Aujourd'hui, les immigrés représentent 10,7% de la population vivant en France, selon l'Insee. La moitié d'entre eux est originaire d'Afrique, un tiers d'Europe et près de 14% d'Asie.
La proportion des immigrés dans la population en France a plus que doublé en un siècle, voire a presque triplé, en passant de 3,7% en 1921 à 10,7% en 2023. Certains de ces immigrés ont ou auront la nationalité française, si bien que la proportion d'étrangers en France est un peu différente : les étrangers représentent 8,2% de la population totale en 2023, contre 3,9% en 1921.
Cette hausse est liée à trois vagues d'immigration. La première a eu lieu dans les années 1920, après la Première Guerre mondiale, et la deuxième pendant les Trente glorieuses, au sortir de la Seconde Guerre mondiale. Dans les deux cas, la France avait besoin de main-d’œuvre et est allée la chercher à l'étranger. Après la première vague d'immigration, beaucoup d'immigrés sont repartis, mais après la deuxième, ils sont restés en France où ils avaient construit leur vie, fait des enfants, etc.
La troisième vague d'immigration est plus récente, plus progressive et plus mondiale. Elle s'inscrit dans un contexte de hausse des migrations dans le monde entier, notamment liée au fait qu'il est beaucoup plus facile de voyager aujourd'hui qu'avant et d'aller faire ses études dans un autre pays.

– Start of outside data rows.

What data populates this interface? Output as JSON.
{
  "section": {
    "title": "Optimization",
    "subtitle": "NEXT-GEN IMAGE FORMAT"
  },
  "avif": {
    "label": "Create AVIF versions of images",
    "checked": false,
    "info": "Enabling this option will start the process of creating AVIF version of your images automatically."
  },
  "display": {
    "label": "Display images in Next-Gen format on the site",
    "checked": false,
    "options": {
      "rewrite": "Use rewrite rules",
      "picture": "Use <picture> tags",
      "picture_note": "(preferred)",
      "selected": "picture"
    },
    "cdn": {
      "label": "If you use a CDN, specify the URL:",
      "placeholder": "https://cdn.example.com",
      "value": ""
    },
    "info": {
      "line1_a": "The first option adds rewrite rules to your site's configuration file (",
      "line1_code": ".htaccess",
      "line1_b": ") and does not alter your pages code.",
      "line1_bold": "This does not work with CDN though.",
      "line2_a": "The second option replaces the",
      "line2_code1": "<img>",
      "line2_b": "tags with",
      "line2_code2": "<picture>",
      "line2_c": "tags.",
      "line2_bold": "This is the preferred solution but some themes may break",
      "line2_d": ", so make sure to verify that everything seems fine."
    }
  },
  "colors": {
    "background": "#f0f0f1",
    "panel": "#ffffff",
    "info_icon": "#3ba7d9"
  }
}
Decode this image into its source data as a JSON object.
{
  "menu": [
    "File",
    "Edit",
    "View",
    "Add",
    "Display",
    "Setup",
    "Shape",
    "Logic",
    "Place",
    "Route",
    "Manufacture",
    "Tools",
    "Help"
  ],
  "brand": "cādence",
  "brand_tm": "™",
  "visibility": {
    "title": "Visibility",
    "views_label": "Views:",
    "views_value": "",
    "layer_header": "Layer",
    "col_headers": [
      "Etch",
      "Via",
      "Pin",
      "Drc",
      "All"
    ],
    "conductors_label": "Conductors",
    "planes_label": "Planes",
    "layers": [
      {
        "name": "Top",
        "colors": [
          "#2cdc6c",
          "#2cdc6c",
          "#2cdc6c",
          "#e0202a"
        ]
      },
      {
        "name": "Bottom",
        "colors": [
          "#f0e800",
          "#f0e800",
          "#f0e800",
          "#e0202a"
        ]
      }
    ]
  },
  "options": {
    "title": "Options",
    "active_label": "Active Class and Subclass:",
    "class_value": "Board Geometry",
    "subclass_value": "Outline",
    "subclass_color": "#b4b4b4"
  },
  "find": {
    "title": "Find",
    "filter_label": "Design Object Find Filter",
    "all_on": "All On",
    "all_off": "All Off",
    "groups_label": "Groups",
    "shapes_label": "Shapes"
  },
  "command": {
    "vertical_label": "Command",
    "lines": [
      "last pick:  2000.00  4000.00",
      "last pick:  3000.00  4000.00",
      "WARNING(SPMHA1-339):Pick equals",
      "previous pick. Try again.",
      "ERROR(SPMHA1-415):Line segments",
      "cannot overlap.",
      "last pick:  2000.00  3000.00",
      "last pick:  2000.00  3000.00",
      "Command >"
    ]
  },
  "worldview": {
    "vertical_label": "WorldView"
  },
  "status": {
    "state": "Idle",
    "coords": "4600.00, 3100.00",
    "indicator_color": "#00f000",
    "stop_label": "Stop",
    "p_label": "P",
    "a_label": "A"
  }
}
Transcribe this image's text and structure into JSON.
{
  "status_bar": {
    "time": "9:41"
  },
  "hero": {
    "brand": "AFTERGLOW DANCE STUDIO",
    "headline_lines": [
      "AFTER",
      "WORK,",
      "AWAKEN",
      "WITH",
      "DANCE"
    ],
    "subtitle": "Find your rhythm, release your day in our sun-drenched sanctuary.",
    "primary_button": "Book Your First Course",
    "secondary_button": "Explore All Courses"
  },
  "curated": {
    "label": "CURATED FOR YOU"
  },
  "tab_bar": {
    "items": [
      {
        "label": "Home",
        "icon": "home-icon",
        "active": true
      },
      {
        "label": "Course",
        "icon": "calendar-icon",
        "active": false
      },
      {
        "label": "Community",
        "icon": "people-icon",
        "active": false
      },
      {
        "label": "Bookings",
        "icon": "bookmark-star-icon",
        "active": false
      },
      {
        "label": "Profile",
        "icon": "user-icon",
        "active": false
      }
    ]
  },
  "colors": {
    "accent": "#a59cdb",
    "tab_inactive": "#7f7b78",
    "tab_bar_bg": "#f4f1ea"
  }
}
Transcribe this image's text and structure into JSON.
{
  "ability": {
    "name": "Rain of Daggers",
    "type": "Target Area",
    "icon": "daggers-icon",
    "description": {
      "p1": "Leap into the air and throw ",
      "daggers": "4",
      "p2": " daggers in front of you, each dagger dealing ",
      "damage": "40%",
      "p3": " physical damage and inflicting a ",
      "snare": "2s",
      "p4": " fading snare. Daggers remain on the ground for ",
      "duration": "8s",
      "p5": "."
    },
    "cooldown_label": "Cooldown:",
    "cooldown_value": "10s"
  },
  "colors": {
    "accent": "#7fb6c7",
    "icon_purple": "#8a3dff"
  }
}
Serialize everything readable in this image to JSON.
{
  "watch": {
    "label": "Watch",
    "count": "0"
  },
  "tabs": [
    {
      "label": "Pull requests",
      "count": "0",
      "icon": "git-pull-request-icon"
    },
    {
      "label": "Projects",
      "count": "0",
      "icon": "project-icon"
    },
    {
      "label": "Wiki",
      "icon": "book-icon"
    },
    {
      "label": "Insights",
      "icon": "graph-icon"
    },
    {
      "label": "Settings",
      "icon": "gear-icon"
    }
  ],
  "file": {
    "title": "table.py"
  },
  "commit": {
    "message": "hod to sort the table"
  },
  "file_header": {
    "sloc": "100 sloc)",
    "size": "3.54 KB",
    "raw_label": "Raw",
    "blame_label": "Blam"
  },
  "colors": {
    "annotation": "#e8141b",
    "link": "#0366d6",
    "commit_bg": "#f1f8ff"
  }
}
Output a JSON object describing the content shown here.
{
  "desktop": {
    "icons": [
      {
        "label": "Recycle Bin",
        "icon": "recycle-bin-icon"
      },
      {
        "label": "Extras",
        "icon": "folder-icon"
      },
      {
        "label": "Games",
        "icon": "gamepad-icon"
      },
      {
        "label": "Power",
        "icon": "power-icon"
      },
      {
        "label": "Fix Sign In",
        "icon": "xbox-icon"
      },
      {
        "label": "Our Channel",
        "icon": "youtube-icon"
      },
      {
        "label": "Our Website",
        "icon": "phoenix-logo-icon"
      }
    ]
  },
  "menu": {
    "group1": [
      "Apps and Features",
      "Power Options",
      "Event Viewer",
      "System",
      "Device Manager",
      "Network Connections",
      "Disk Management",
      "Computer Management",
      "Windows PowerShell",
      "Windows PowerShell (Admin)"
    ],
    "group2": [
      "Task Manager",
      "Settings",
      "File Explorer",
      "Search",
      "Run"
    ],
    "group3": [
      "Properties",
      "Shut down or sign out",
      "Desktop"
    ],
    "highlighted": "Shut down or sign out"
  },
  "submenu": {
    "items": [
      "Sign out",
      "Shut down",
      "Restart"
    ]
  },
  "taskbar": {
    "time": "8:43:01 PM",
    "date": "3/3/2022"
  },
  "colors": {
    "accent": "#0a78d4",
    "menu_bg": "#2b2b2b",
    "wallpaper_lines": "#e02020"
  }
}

Mais la France est en réalité l'un des pays développés qui accueillent le moins d'immigrés. La proportion d'immigrés en France est sous la moyenne européenne, selon l'Insee. Les 10,7% français sont bien inférieurs aux 50% d'immigrés au Luxembourg, aux 28% de Malte, aux environ 20% de l'Allemagne, l'Autriche, la Belgique, Chypre, l'Irlande et la Suède.
La France est aussi plutôt dans le bas du classement des pays de l'OCDE. Car en 2022, les nouveaux immigrants accueillis en France représentaient 0,4% de la population totale du pays, alors que c'était, par exemple, plus de dix fois plus au Luxembourg (4,4%), 3,4% en Islande, 3% en Nouvelle-Zélande, ou encore 1,1% au Canada et 0,8% en Allemagne. Dans ce classement, la France se situe juste devant les États-Unis dont les nouveaux immigrants ne représentaient que 0,3% de la population en 2022.